Fixed routes are spectacularly cost-effective investments compared to almost any flex-route option.  They even do better in cases (as in Newark, California above) where the geography is very unfavorable to fixed route success.  The reasons for this are geometric, as described above, so technology won’t change them.

Recent declines in bus ridership are triggering all kinds of triumphalist claims from people who want to sweep fixed routes away, or at least shift resources away from them as the microtransit movement proposes.  Much of this chatter is intended to push transit experts out of the discussion by implying that their expertise is obsolete.  The rigidity of fixed routes, the chatter suggests, arises from rigid minds.

But the neglect of fixed routes, encouraged at the highest levels, is the real source of transit’s declining relevance.  My firm works in cities all over the US, and most of them have appallingly low levels of fixed route service compared to potential demand. In most American cities, the quantity of service is growing far slower than population, which means that on average, the availability and usefulness of transit is getting worse.  Most cities, in short, are forcing low-income people to buy cars by making that the only way to have a life, even in places where fixed route service could succeed.  

In this reality, should transit agencies really focus on ways to move tiny numbers of people more expensively, to deliver them a special “customer experience”, as the microtransit idea proposes?  Clearly that’s not the path to ridership.

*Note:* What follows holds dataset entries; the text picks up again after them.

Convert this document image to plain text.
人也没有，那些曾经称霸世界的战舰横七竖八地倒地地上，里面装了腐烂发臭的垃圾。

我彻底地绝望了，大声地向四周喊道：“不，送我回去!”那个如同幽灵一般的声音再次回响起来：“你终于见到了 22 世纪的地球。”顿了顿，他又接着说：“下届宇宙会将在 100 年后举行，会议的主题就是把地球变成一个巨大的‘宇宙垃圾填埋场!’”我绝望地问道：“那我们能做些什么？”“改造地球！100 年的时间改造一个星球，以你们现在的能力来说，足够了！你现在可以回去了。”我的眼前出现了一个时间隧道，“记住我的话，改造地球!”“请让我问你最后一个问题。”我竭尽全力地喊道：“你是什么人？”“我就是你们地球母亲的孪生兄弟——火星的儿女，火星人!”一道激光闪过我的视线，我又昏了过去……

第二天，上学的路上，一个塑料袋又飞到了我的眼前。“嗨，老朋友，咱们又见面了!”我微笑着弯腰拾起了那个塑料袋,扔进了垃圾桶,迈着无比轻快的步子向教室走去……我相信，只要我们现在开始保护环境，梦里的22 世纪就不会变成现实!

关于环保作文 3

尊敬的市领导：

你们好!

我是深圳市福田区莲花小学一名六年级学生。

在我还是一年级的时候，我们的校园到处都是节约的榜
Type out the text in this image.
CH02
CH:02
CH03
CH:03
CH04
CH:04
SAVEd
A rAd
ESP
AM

Meanwhile, cities that are forcefully recommitting to fixed routes are bucking the trend of falling ridership, and these show a clear path.  Ridership is up in Seattle, despite all the countervailing trends, because of an unusually high commitment to quality service and to protecting fixed routes from congestion — a commitment shared by the transit agency and the City of Seattle.  Houston continues to do far better than its Texas peers, partly due to the 2015 network redesign that expanded the bus network’s usefulness.

We know how to increase ridership. It’s by offering useful, civilized, and cost-effective mobility to large numbers of people, not obsessing about the customer experience of a few.  And while ridership is not the only goal of transit, it’s hard to get to microtransit from any of transit’s other common goals either.

If You’re Going to Comment …

I would love to see comments engaging my argument.  I’m not especially interested in comments that ignore my argument, or change the subject, or give me dreamy visions of a future where laws of math have been repealed,  or lecture me about how I represent tired old thinking. If you’re going to challenge me on a point where I’ve linked to another article, follow that link and read that article, because the meat of that argument may be there.

Thanks for your help making me smarter about this.  I advise a lot of transit agencies, and I want to best for them and the cities they serve.